Up to which depth infrared temperature can measure temperature?

In the vast majority of materials it is practically zero, i.e., measuring directly takes place on the material surface. There are only very few (partially) transmittant materials, such as oxides or silicates, where the measured value composes of layers that are at different depths within the object.

Is a thermographic camera capable of measuring through glass panes?

Not as a rule, since glass is transmittant by visible light in the same way as is near infrared, however, it is not beyond a wavelength of approx. 4 µm. This spectral range requires special infrared-transmittant window materials.

Down to which minimum temperature limit does infrared thermography work?

This, first of all, depends on the capability of the thermographic camera applied. State-of-the-art thermographic cameras permit non-contact temperature measuring as low as (-20 ... -40) °C. Below this range, however, the infrared intensity irradiated by objects, and thus their signal-to-noise ratio, decreases so heavily that even considerable increases in device sensitivity would merely yield minute reductions of the lower measuring limit.

Why does an infrared remote control not usually affect the measuring result of thermographic measuring, while the reflex of a hand is very well capable of doing so?

This is a question of wavelength. Infrared remote controls and infrared data-transfer distances make use of wavelengths in the near infrared range (e.g. 0.85 µm or 1.55 µm), while thermographic cameras work within the so-called "thermal infrared", i.e., beside the more rarely applied range of (3...5) µm, usually at (8 ... 14) µm – exactly the range in which also bodies show their maximum irradiation at room temperature.

Does infrared thermography permit to measure gas temperatures?

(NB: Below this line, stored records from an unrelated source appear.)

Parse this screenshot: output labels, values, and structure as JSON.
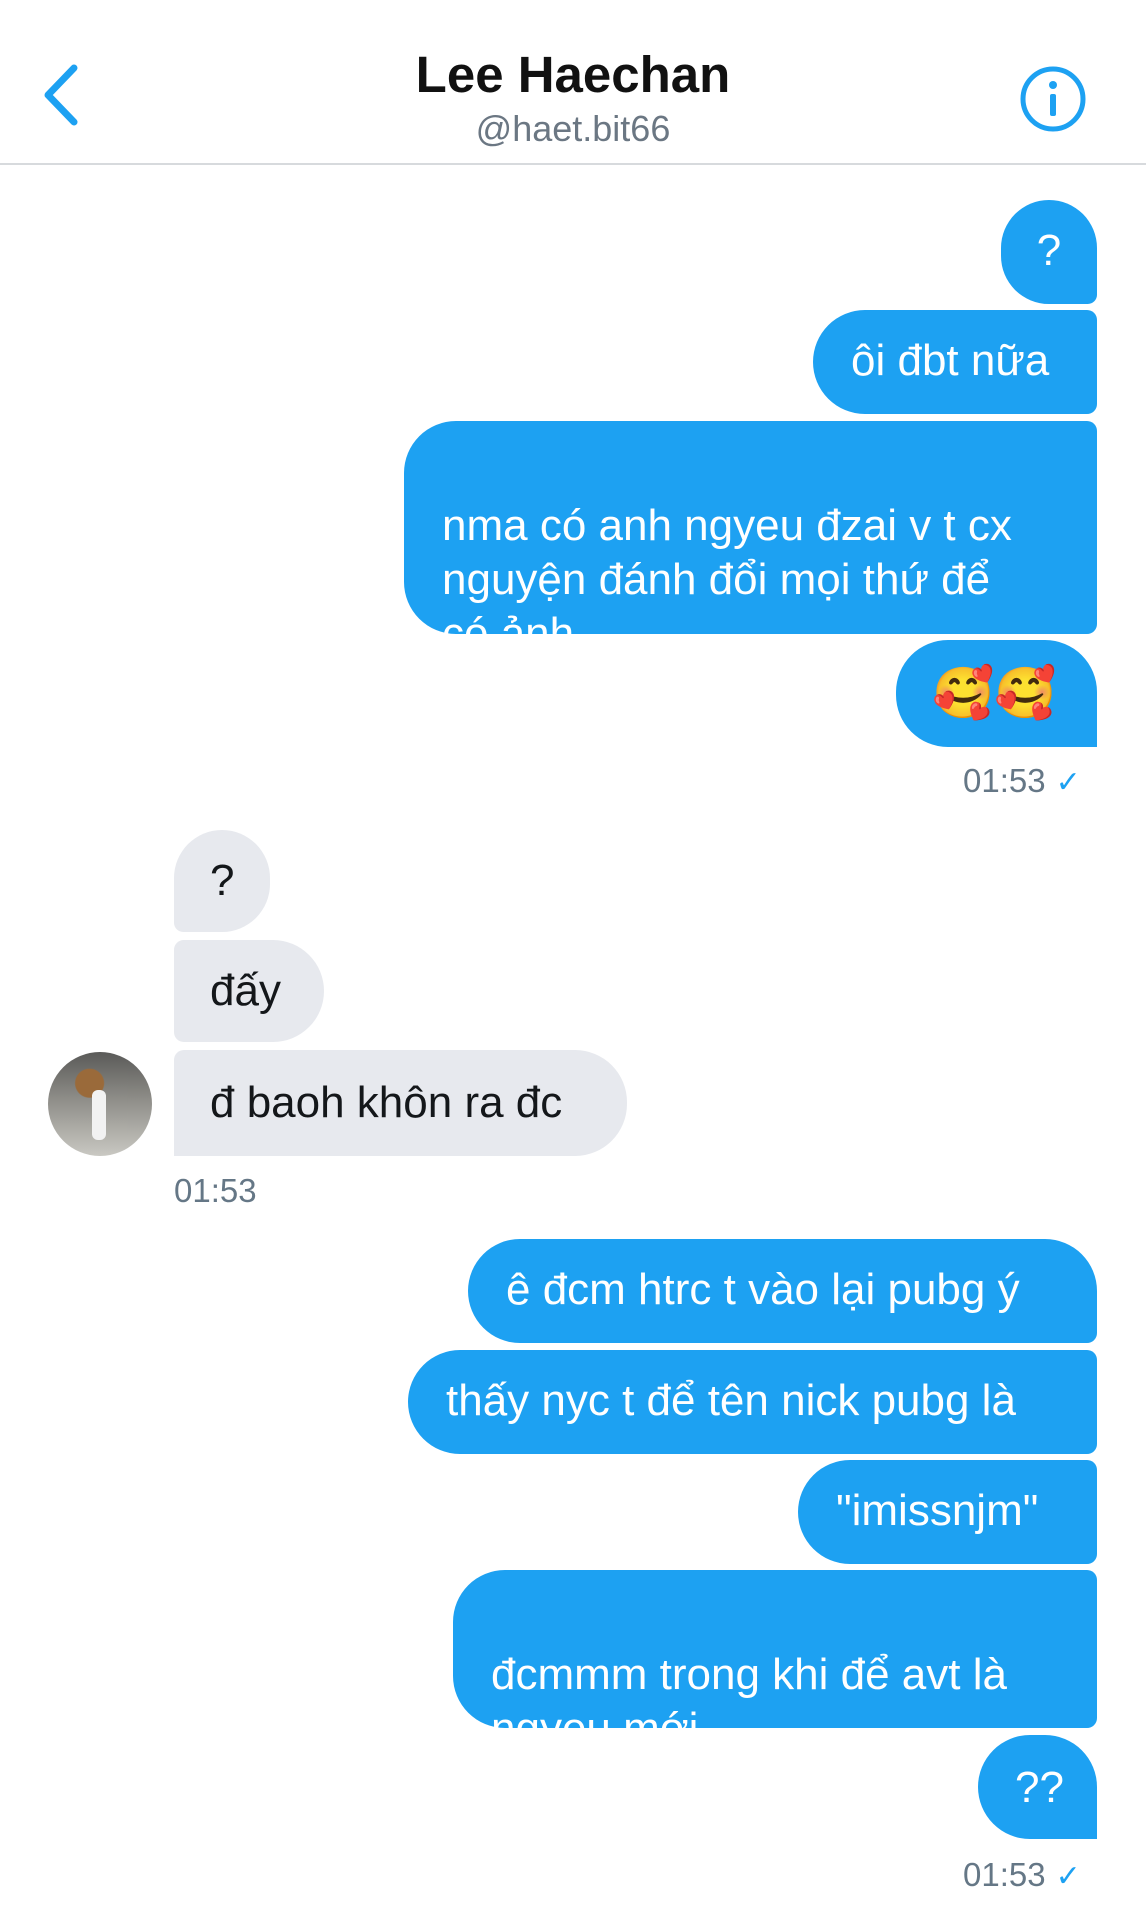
{
  "header": {
    "title": "Lee Haechan",
    "handle": "@haet.bit66"
  },
  "icons": {
    "back": "chevron-left-icon",
    "info": "info-icon",
    "read_receipt": "check-icon"
  },
  "colors": {
    "accent": "#1da1f2",
    "incoming_bubble": "#e7e9ee"
  },
  "messages": {
    "group1": [
      "?",
      "ôi đbt nữa",
      "nma có anh ngyeu đzai v t cx\nnguyện đánh đổi mọi thứ để\ncó ảnh",
      "🥰🥰"
    ],
    "group1_time": "01:53",
    "group2": [
      "?",
      "đấy",
      "đ baoh khôn ra đc"
    ],
    "group2_time": "01:53",
    "group3": [
      "ê đcm htrc t vào lại pubg ý",
      "thấy nyc t để tên nick pubg là",
      "\"imissnjm\"",
      "đcmmm trong khi để avt là\nngyeu mới",
      "??"
    ],
    "group3_time": "01:53"
  },
  "receipt_mark": "✓"
}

Only under certain conditions; for the most frequent gases (such as the majority of constituents of the earth atmosphere) are largely translucent in the infrared range. Several gases, such as carbon and nitrogen oxides, also emit infrared radiation by themselves, although only within very narrow spectral ranges, so-called “bands“. Accordingly fitting spectral filters in the thermographic camera permit to adjust to this fact; however, it must be borne in mind that this requires a minimum temperature of typically a few hundred degrees Celsius as well as a minimal thickness of the gaseous layer to be measured.